Agostinho Gonçalves decidiu que ao fim desses 12 anos de luta judicial era hora de parar. Porquê?
“Eu estava cansado de andar em tribunais! Até ao início deste processo, eu não tinha qualquer experiência em tribunal. Por isso, decidi desistir dos tribunais e dedicar-me totalmente aos meus negócios. Naquele momento, no ano 2000, eu não poderia ter a certeza do resultado da decisão que estava a tomar. Hoje não tenho dúvidas. Foi a melhor opção que fiz!”
Agostinho Gonçalves não tem dúvidas de que “se, obsessivamente, tivesse optado por prosseguir em tribunal contra quem engendrou tão maliciosa queixa, atendendo à velocidade a que por vezes a Justiça funciona, provavelmente ainda hoje por lá andaria. Por outro lado, o tempo entretanto decorrido, desde o meu afastamento da firma Branco, Regueiras & C.ª, Lda. até à conclusão de todos aqueles processos judiciais, fez com que essa firma passasse de uma situação económico-financeira estável para um processo de falência, no ano de 1998, acumulando um passivo superior a 500 mil contos. Assim, é para mim evidente que, no termo de toda esta luta sem precedentes, eu só tinha um caminho a seguir: dedicar-me a 100% aos negócios.”

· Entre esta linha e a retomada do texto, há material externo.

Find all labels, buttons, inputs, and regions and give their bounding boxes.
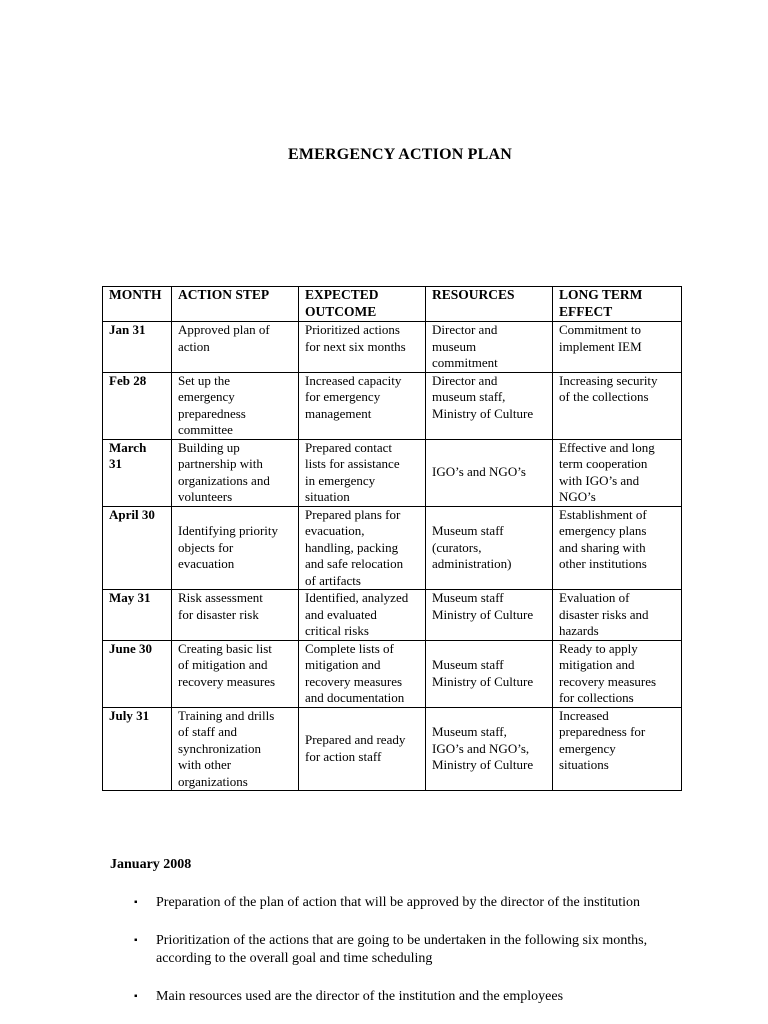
- header-expected-outcome: EXPECTED OUTCOME: [299, 287, 426, 322]
- list-item-text: Main resources used are the director of the institution and the employees: [156, 989, 564, 1004]
- table-row: [103, 590, 682, 641]
- outcome-cell: Prepared plans for evacuation, handling, packing and safe relocation of artifacts: [299, 506, 426, 590]
- outcome-cell: Prepared contact lists for assistance in emergency situation: [299, 439, 426, 506]
- table-row: [103, 506, 682, 590]
- month-cell: Feb 28: [103, 372, 172, 439]
- action-cell: Approved plan of action: [172, 322, 299, 373]
- header-month: MONTH: [103, 287, 172, 322]
- resources-cell: IGO’s and NGO’s: [426, 439, 553, 506]
- effect-cell: Increased preparedness for emergency situations: [553, 707, 682, 791]
- outcome-cell: Identified, analyzed and evaluated critical risks: [299, 590, 426, 641]
- action-cell: Identifying priority objects for evacuation: [172, 506, 299, 590]
- outcome-cell: Prioritized actions for next six months: [299, 322, 426, 373]
- effect-cell: Effective and long term cooperation with IGO’s and NGO’s: [553, 439, 682, 506]
- resources-cell: Museum staff Ministry of Culture: [426, 590, 553, 641]
- table-row: [103, 322, 682, 373]
- outcome-cell: Increased capacity for emergency management: [299, 372, 426, 439]
- month-cell: March 31: [103, 439, 172, 506]
- header-long-term-effect: LONG TERM EFFECT: [553, 287, 682, 322]
- resources-cell: Museum staff Ministry of Culture: [426, 640, 553, 707]
- month-cell: May 31: [103, 590, 172, 641]
- outcome-cell: Complete lists of mitigation and recovery measures and documentation: [299, 640, 426, 707]
- table-row: [103, 707, 682, 791]
- list-item-text: Preparation of the plan of action that will be approved by the director of the institution: [156, 895, 641, 910]
- table-row: [103, 372, 682, 439]
- document-title: EMERGENCY ACTION PLAN: [287, 146, 513, 163]
- effect-cell: Evaluation of disaster risks and hazards: [553, 590, 682, 641]
- action-cell: Risk assessment for disaster risk: [172, 590, 299, 641]
- resources-cell: Museum staff (curators, administration): [426, 506, 553, 590]
- month-cell: April 30: [103, 506, 172, 590]
- square-bullet-icon: ▪: [134, 935, 138, 946]
- action-cell: Set up the emergency preparedness committee: [172, 372, 299, 439]
- effect-cell: Ready to apply mitigation and recovery measures for collections: [553, 640, 682, 707]
- month-cell: July 31: [103, 707, 172, 791]
- list-item-text: Prioritization of the actions that are going to be undertaken in the following six months, according to the overall goal and time scheduling: [156, 933, 648, 966]
- square-bullet-icon: ▪: [134, 897, 138, 908]
- resources-cell: Director and museum staff, Ministry of Culture: [426, 372, 553, 439]
- table-row: [103, 439, 682, 506]
- action-cell: Training and drills of staff and synchronization with other organizations: [172, 707, 299, 791]
- action-plan-table: [102, 286, 682, 791]
- header-resources: RESOURCES: [426, 287, 553, 322]
- effect-cell: Establishment of emergency plans and sharing with other institutions: [553, 506, 682, 590]
- table-header-row: [103, 287, 682, 322]
- resources-cell: Director and museum commitment: [426, 322, 553, 373]
- resources-cell: Museum staff, IGO’s and NGO’s, Ministry of Culture: [426, 707, 553, 791]
- outcome-cell: Prepared and ready for action staff: [299, 707, 426, 791]
- header-action-step: ACTION STEP: [172, 287, 299, 322]
- month-cell: June 30: [103, 640, 172, 707]
- effect-cell: Increasing security of the collections: [553, 372, 682, 439]
- effect-cell: Commitment to implement IEM: [553, 322, 682, 373]
- month-cell: Jan 31: [103, 322, 172, 373]
- action-cell: Creating basic list of mitigation and recovery measures: [172, 640, 299, 707]
- table-row: [103, 640, 682, 707]
- action-cell: Building up partnership with organizations and volunteers: [172, 439, 299, 506]
- section-heading: January 2008: [110, 857, 192, 872]
- square-bullet-icon: ▪: [134, 991, 138, 1002]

Com o sentimento de “missão cumprida” no que respeita ao esclarecimento da verdade sobre a sua saída da firma Branco, Regueiras & C.ª Lda., mas também com o intuito de dar a conhecer a restante história da sua vida e o percurso trilhado pelas suas empresas até à atualidade, o empresário decidiu lançar esta obra e disponibilizá-la gratuitamente a quem estiver interessado. O leitor poderá ficar a conhecer toda a “trama” do “filme da vida real deste empresário da Trofa”, assim como os mais de 30 anos de vida do projeto empresarial da SANER e as dificuldades, vicissitudes e sucessos do empresário Agostinho Gonçalves, através da solicitação de um exemplar diretamente na SANER, ou através da consulta dos vários exemplares que o empresário decidiu oferecer às bibliotecas municipais e escolares do concelho da Trofa, assim como às associações e outros espaços públicos e privados do território1

1 Município da Trofa, União das Freguesias de Bougado (S. Martinho e Santiago), Bibliotecas da Escola Secundária da Trofa e da EB 2/3 Prof. Napoleão Sousa Marques, B.V. da Trofa, AEBA, APPACDM, ASAS, ASCOR, Assoc. Muro de Abrigo, Lar Padre Joaquim Ribeiro, Centro Social e Paroquial de S. Mamede do Coronado, Núcleos da Trofa da Cruz Vermelha Portuguesa e do C.N.E., Misericórdia da Trofa, Galerias Araújos, Carpisegur, Sapataria da Capela (Fernando Ferreira).